Flanary et al. reported that the incidence of CME was 8.0% (7 among 88 eyes) after staged DMEK that was performed within 6 months after cataract surgery and 7.1% (6 among 85 eyes) in solitary DMEK performed more than 6 months after cataract surgery [32]. According to a cohort study by Heinzelmann et al., 13% of the eyes developed a single episode of CME during the follow-up time after DMEK [33]. In the current study, the incidence of development of CME was similar to that of previous reports in the control group (13.3%), but much higher in the vitrectomized group (50.0%), although there was no significant difference between the two groups. Furthermore, CME occurrence was not significantly correlated with postoperative BSCVA (0.110 versus 0.037, resp.; P = 0.300). We speculate that this is probably because we applied topical bromfenac and sub-Tenon injection of triamcinolone acetonide immediately upon the detection of CME postoperatively. However, further studies are still needed to ascertain the influence of CME on the final visual outcome after DMEK.

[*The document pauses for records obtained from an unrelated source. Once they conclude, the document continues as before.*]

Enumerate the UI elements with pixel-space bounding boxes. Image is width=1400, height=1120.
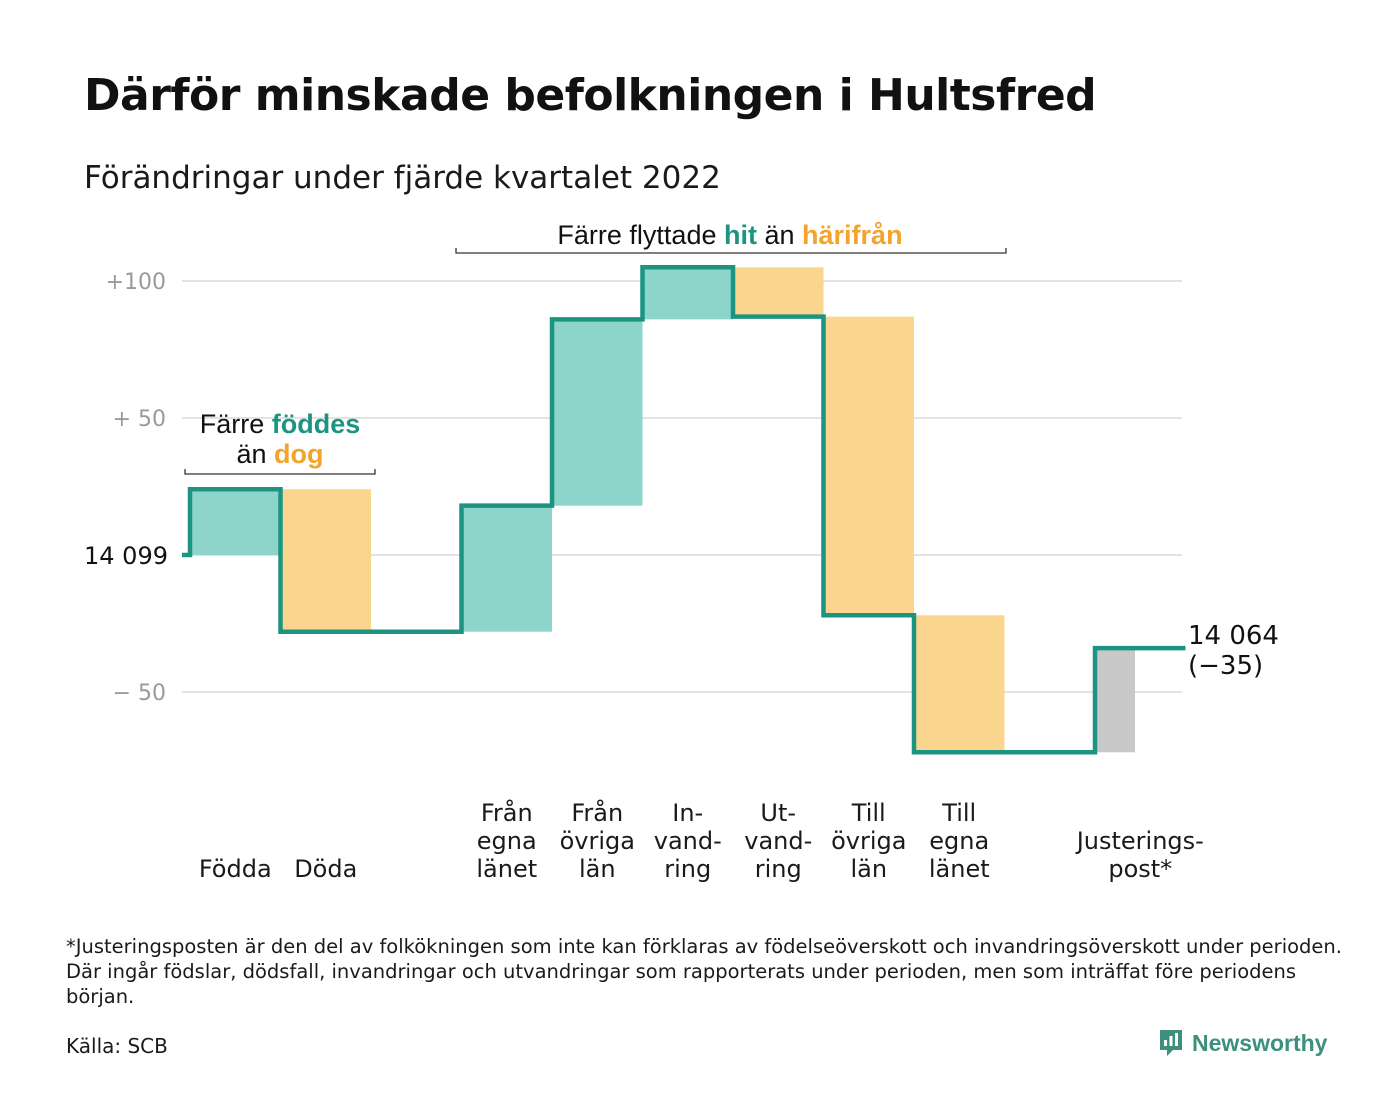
brand-logo: Newsworthy bbox=[1158, 1028, 1327, 1058]
category-label: In-vand-ring bbox=[654, 799, 722, 883]
bar-från-egna-länet bbox=[461, 505, 552, 632]
annotation-births: Färre föddes än dog bbox=[200, 409, 361, 469]
waterfall-chart: +100 + 50 − 50 14 099 Födda Döda Från egna läne… bbox=[84, 220, 1279, 883]
bar-till-övriga-län bbox=[823, 316, 914, 616]
y-axis-ticks: +100 + 50 − 50 14 099 bbox=[84, 270, 168, 706]
end-change-label: (−35) bbox=[1188, 651, 1263, 681]
category-label: Döda bbox=[294, 855, 357, 883]
category-label: Ut-vand-ring bbox=[744, 799, 812, 883]
y-tick-label: + 50 bbox=[113, 407, 166, 432]
annotation-bracket bbox=[455, 248, 1007, 254]
brand-name: Newsworthy bbox=[1192, 1029, 1328, 1056]
category-labels: Födda Döda Från egna länet Från övriga län In-va… bbox=[199, 798, 1204, 883]
end-value-label: 14 064 bbox=[1188, 621, 1279, 651]
chart-subtitle: Förändringar under fjärde kvartalet 2022 bbox=[84, 160, 721, 196]
bar-ut-vand-ring bbox=[733, 267, 824, 317]
bar-till-egna-länet bbox=[914, 615, 1005, 753]
bar-in-vand-ring bbox=[642, 267, 733, 320]
annotations: Färre föddes än dog Färre flyttade hit än … bbox=[184, 220, 1007, 475]
y-tick-label: +100 bbox=[106, 270, 166, 295]
chart-title: Därför minskade befolkningen i Hultsfred bbox=[84, 70, 1097, 121]
y-tick-label: − 50 bbox=[113, 681, 166, 706]
start-value-label: 14 099 bbox=[84, 542, 168, 570]
category-label: Justerings-post* bbox=[1075, 827, 1204, 883]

Our findings indicate that we could obtain comparable outcomes with respect to the mean ECD and complication rates using DMEK for typical pseudophakic nonvitrectomized eyes. Moreover, DMEK could produce excellent visual outcomes and low rejection rates. Even in complex cases such as vitrectomized eyes, we observed impressive visual recovery after DMEK. In fact, the BSCVA in one case improved from 20/200 to 20/50, despite the fact that the patient had been limited to 20/100 after previous DSAEK. Caution should be exercised in the selection of the candidates, including presurgical preparation such as creating an intact iris-IOL diaphragm. Careful postoperative evaluation of the occurrence of CME and its immediate treatment may also contribute to improvement of the surgical outcomes.

5. Conclusion

In conclusion, DMEK can improve visual function in the eyes that underwent previous PPV and transscleral-sutured IOL implantation.